Cette explosion des coûts s’explique en grande partie par une sous-estimation des défis liés à la deuxième phase du projet, qui englobe la gestion des permis, de l’immatriculation et du contrôle routier. Le budget consacré à cette étape a grimpé de 329%, une hausse considérable qui n’a pas été clairement communiquée aux décideurs…! Ce manque de transparence a nuit à la gestion du projet et soulevé de sérieuses préoccupations quant à la reddition de comptes.

Pourtant, aucun responsable n’a été désigné pour assumer cette débâcle. Les ministres concernés, François Bonnardel, Éric Caire et Geneviève Guilbault, se limitent à exprimer leur indignation, rejetant la faute sur la machine bureaucratique.

Alors que ces élus devraient superviser les opérations de leurs ministères, ils adoptent plutôt une posture d’observateurs impuissants face aux défaillances de leur administration. Cette situation remet en question le principe de responsabilité ministérielle, un élément fondamental de notre démocratie qui semble de plus en plus affaibli.

Des erreurs aux conséquences bien réelles

Si les problèmes de SAAQclic se limitaient à un dépassement budgétaire, la situation serait déjà préoccupante. Mais ce sont surtout les impacts concrets sur les citoyens qui rendent ce fiasco encore plus inquiétant.

Prenons le cas d’Éric Charbonneau, un résident de la Montérégie, qui a été victime d’une erreur administrative majeure. Alors qu’il était autorisé à conduire un camion poids lourd avec sa classe 1, sa classe 5 avait été suspendue pour des raisons médicales… sans justification valable. Lors d’un interception pour excès de vitesse par un policier de la Sûreté du Québec (SQ), il a failli recevoir une contravention de 500$ et voir son véhicule saisi. Si sa femme n’avait pas été présente pour prendre le volant, son véhicule aurait été remorqué.

Ce problème ne touche pas seulement un individu. La SAAQ a reconnu que 220 clients ont vécu des situations similaires à cause d’un problème dans la conversion des données.

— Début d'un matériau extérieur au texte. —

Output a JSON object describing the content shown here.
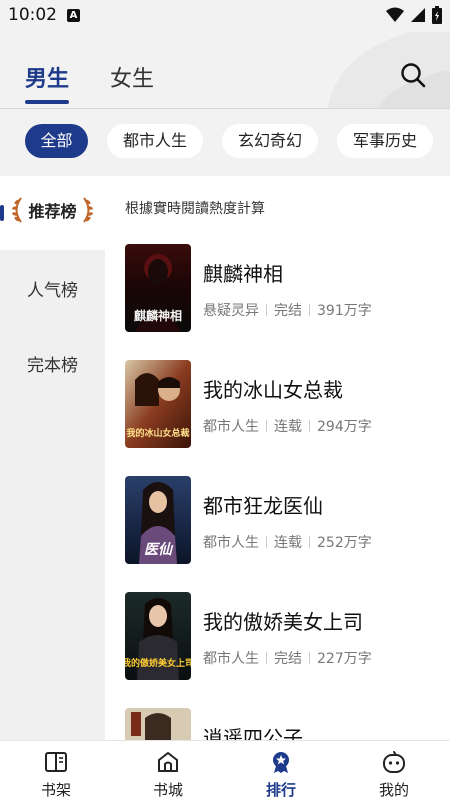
{
  "status_bar": {
    "time": "10:02",
    "notification_letter": "A"
  },
  "header": {
    "tabs": [
      {
        "label": "男生",
        "active": true
      },
      {
        "label": "女生",
        "active": false
      }
    ]
  },
  "categories": [
    {
      "label": "全部",
      "active": true
    },
    {
      "label": "都市人生",
      "active": false
    },
    {
      "label": "玄幻奇幻",
      "active": false
    },
    {
      "label": "军事历史",
      "active": false
    }
  ],
  "sidebar": {
    "items": [
      {
        "label": "推荐榜",
        "active": true
      },
      {
        "label": "人气榜",
        "active": false
      },
      {
        "label": "完本榜",
        "active": false
      }
    ]
  },
  "main": {
    "note": "根據實時閱讀熱度計算",
    "books": [
      {
        "title": "麒麟神相",
        "genre": "悬疑灵异",
        "status": "完结",
        "words": "391万字",
        "cover_text": "麒麟神相"
      },
      {
        "title": "我的冰山女总裁",
        "genre": "都市人生",
        "status": "连载",
        "words": "294万字",
        "cover_text": "我的冰山女总裁"
      },
      {
        "title": "都市狂龙医仙",
        "genre": "都市人生",
        "status": "连载",
        "words": "252万字",
        "cover_text": "医仙"
      },
      {
        "title": "我的傲娇美女上司",
        "genre": "都市人生",
        "status": "完结",
        "words": "227万字",
        "cover_text": "我的傲娇美女上司"
      },
      {
        "title": "逍遥四公子",
        "genre": "",
        "status": "",
        "words": "",
        "cover_text": ""
      }
    ]
  },
  "bottom_nav": [
    {
      "label": "书架",
      "icon": "book-icon",
      "active": false
    },
    {
      "label": "书城",
      "icon": "store-icon",
      "active": false
    },
    {
      "label": "排行",
      "icon": "rank-icon",
      "active": true
    },
    {
      "label": "我的",
      "icon": "profile-icon",
      "active": false
    }
  ],
  "colors": {
    "accent": "#1e3a8a",
    "laurel": "#c0662a"
  }
}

En 2023, environ 8,300 lettres de mitigation ont été remises aux conducteurs affectés par des erreurs administratives, et en 2024, ce chiffre a atteint 4,265. Autrement dit, des milliers de Québécois ont dû prouver qu’ils n’étaient pas en faute.

Une gestion chaotique et un manque de responsabilité

Le cas de la SAAQ reflète une tendance inquiétante : la multiplication des sociétés d’État et agences administratives qui diluent la responsabilité politique. Avec la création de nouvelles entités comme Santé Québec, Francisation Québec et Mobilité Infra Québec, il devient de plus en plus difficile de savoir qui est responsable.

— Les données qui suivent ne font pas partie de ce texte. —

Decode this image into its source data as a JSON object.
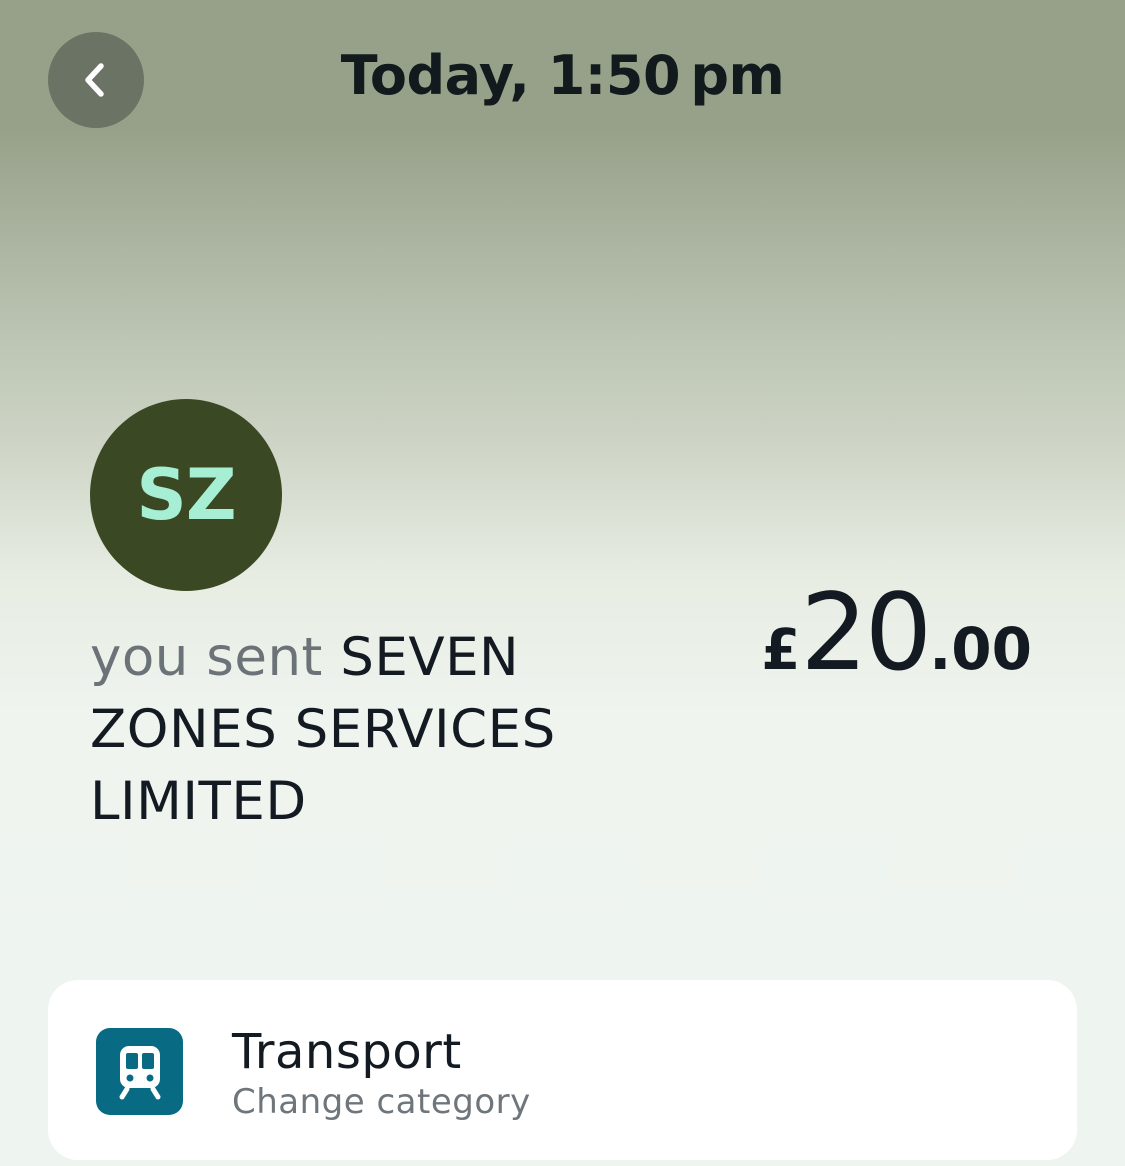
{
  "header": {
    "title": "Today, 1:50 pm",
    "back_icon": "chevron-left-icon"
  },
  "payee": {
    "initials": "SZ",
    "avatar_bg": "#3a4823",
    "initials_color": "#a6efd5"
  },
  "transaction": {
    "prefix": "you sent",
    "payee_name": "SEVEN ZONES SERVICES LIMITED",
    "amount": {
      "currency": "£",
      "whole": "20",
      "decimal": ".00"
    }
  },
  "category": {
    "name": "Transport",
    "action": "Change category",
    "icon": "train-icon",
    "icon_bg": "#096a84"
  }
}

Nos élus, plutôt que de gouverner et d’assumer leurs décisions, semblent se contenter de commenter l’actualité et de se distancer des échecs. La vérificatrice générale n’a pas dénoncé de malversations, mais plutôt un grave manque de suivi et de contrôle dans la gestion du projet, laissant place à des dépassements de coûts et à des erreurs administratives qui auraient pu être évité.

Ce système bureaucratique complexe protège les dirigeants politiques des critiques et complique l’identification des véritables responsables en cas de crise. Pour les citoyens, cela signifie que les erreurs peuvent persister sans qu’aucune conséquence ne soit appliquée aux décideurs. L’affaire SAAQclic illustre parfaitement cette dérive, où des erreurs coûtant des millions aux contribuables et causant des préjudices aux usagers sont banalisées par des promesses de correctifs qui tardent à se concrétiser…

Une confiance ébranlée envers les institutions

La SAAQ affirme avoir mis en place des mesures correctives, comme la régularisation des dossiers affectés et la création d’un numéro de téléphone dédié aux clients ayant reçu une lettre de mitigation. Toutefois, ces solutions ne suffisent pas à restaurer la confiance entre l’État et ses citoyens. Pour de nombreux Québécois, SAAQclic est devenu un symbole d’inefficacité gouvernementale et de promesses non tenues.

Au-delà de ce cas précis, c’est tout un système qui doit être réformé. Tant que la responsabilité ministérielle ne sera pas pleinement assumée et que les citoyens continueront de subir les conséquences des erreurs administratives sans que les responsables soient tenus imputables, la confiance envers les institutions publiques ne fera que se détériorer.